• About Us
  • Privacy Policy
  • Disclaimer
  • Contact Us
TechTrendFeed
  • Home
  • Tech News
  • Cybersecurity
  • Software
  • Gaming
  • Machine Learning
  • Smart Home & IoT
No Result
View All Result
  • Home
  • Tech News
  • Cybersecurity
  • Software
  • Gaming
  • Machine Learning
  • Smart Home & IoT
No Result
View All Result
TechTrendFeed
No Result
View All Result

Construct dependable Agentic AI resolution with Amazon Bedrock: Study from Pushpay’s journey on GenAI analysis

Admin by Admin
January 29, 2026
Home Machine Learning
Share on FacebookShare on Twitter


This submit was co-written with Saurabh Gupta and Todd Colby from Pushpay.

Pushpay is a market-leading digital giving and engagement platform designed to assist church buildings and faith-based organizations drive neighborhood engagement, handle donations, and strengthen generosity fundraising processes effectively. Pushpay’s church administration system supplies church directors and ministry leaders with insight-driven reporting, donor growth dashboards, and automation of economic workflows.

Utilizing the ability of generative AI, Pushpay developed an progressive agentic AI search characteristic constructed for the distinctive wants of ministries. The strategy makes use of pure language processing so ministry workers can ask questions in plain English and generate real-time, actionable insights from their neighborhood information. The AI search characteristic addresses a vital problem confronted by ministry leaders: the necessity for fast entry to neighborhood insights with out requiring technical experience. For instance, ministry leaders can enter “present me people who find themselves members in a gaggle, however haven’t given this 12 months” or “present me people who find themselves not engaged in my church,” and use the outcomes to take significant motion to higher assist people of their neighborhood. Most neighborhood leaders are time-constrained and lack technical backgrounds; they’ll use this resolution to acquire significant information about their congregations in seconds utilizing pure language queries.

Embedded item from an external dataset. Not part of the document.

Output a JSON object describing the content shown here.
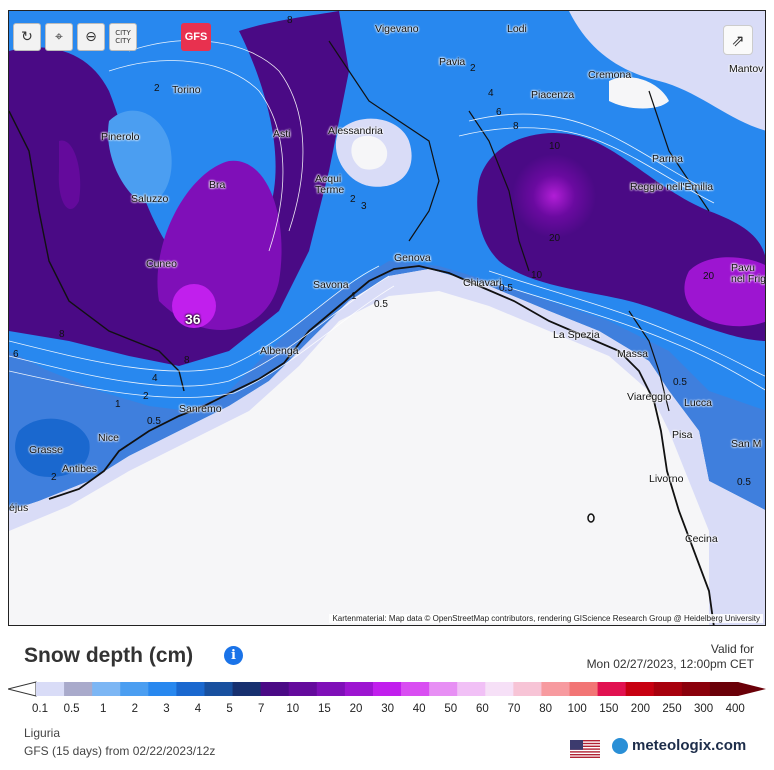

By empowering ministry workers with sooner entry to neighborhood insights, the AI search characteristic helps Pushpay’s mission to encourage generosity and connection between church buildings and their neighborhood members. Early adoption customers report that this resolution has shortened their time to insights from minutes to seconds. To realize this end result, the Pushpay group constructed the characteristic utilizing agentic AI capabilities on Amazon Net Companies (AWS) whereas implementing sturdy high quality assurance measures and establishing a speedy iterative suggestions loop for steady enhancements.

On this submit, we stroll you thru Pushpay’s journey in constructing this resolution and discover how Pushpay used Amazon Bedrock to create a customized generative AI analysis framework for steady high quality assurance and establishing speedy iteration suggestions loops on AWS.

Resolution overview: AI powered search structure

The answer consists of a number of key elements that work collectively to ship an enhanced search expertise. The next determine exhibits the answer structure diagram and the general workflow.

Figure 1: AI Search Solution Architecture

Determine 1: AI Search Resolution Structure

  • Person interface layer: The answer begins with Pushpay customers submitting pure language queries by way of the prevailing Pushpay software interface. Through the use of pure language queries, church ministry workers can get hold of information insights utilizing AI capabilities with out studying new instruments or interfaces.
  • AI search agent: On the coronary heart of the system lies the AI search agent, which consists of two key elements:
    • System immediate: Accommodates the big language mannequin (LLM) position definitions, directions, and software descriptions that information the agent’s conduct.
    • Dynamic immediate constructor (DPC): routinely constructs further personalized system prompts primarily based on the person particular data, resembling church context, pattern queries, and software filter stock. Additionally they use semantic search to pick out solely related filters amongst a whole bunch of obtainable software filters. The DPC improves response accuracy and person expertise.
  • Amazon Bedrock superior characteristic: The answer makes use of the next Amazon Bedrock managed companies:
    • Immediate caching: Reduces latency and prices by caching steadily used system immediate.
    • LLM processing: Makes use of Claude Sonnet 4.5 to course of prompts and generate JSON output required by the applying to show the specified question outcomes as insights to customers.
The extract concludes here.